Mile Zero is a 2001 Canadian drama film, directed by Andrew Currie. The film stars Michael Riley as Derek Ridley, a divorced father who abducts his son Will (Connor Widdows) after his ex-wife Allison (Sabrina Grdevich) tries to limit his contact. Currie's intention for the film was to present a nuanced understanding of the emotional vulnerability that might lead a father to act in this manner, neither demonizing him as a mainstream Hollywood film would likely have done nor portraying him as a hero; it was inspired in part by Currie's own emotions about having to spend a year away from his son while studying at the Canadian Film Centre.

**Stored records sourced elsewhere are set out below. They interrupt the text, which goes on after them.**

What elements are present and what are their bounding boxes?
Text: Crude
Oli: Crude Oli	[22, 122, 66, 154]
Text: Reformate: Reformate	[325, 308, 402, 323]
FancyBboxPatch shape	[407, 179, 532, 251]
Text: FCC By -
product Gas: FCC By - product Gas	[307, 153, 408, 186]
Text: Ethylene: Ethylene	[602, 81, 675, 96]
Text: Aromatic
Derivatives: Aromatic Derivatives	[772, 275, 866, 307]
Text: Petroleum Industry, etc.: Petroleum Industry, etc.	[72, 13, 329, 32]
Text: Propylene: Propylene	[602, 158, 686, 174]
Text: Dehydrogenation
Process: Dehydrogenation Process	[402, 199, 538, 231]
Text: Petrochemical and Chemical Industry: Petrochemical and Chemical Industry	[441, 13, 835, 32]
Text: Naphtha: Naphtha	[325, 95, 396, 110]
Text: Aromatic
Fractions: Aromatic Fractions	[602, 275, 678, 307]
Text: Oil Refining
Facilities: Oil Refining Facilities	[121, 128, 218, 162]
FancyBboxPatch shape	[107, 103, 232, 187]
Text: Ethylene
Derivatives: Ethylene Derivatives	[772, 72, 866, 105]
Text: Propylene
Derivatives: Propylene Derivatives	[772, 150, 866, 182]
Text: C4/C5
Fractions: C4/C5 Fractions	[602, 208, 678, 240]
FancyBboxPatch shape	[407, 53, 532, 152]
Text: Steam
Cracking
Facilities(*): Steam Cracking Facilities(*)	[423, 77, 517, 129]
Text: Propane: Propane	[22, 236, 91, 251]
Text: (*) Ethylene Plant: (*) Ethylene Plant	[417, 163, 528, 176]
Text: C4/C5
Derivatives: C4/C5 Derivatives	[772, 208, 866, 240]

The film premiered at the Cinéfest Sudbury International Film Festival in September 2001, before screening at the 2001 Vancouver International Film Festival as the opening film in the Canadian Perspectives program.

The film received three Vancouver Film Critics Circle award nominations at the Vancouver Film Critics Circle Awards 2001, for Best Canadian Film, Best Actor in a Canadian Film (Riley) and Best Director of a Canadian Film (Currie).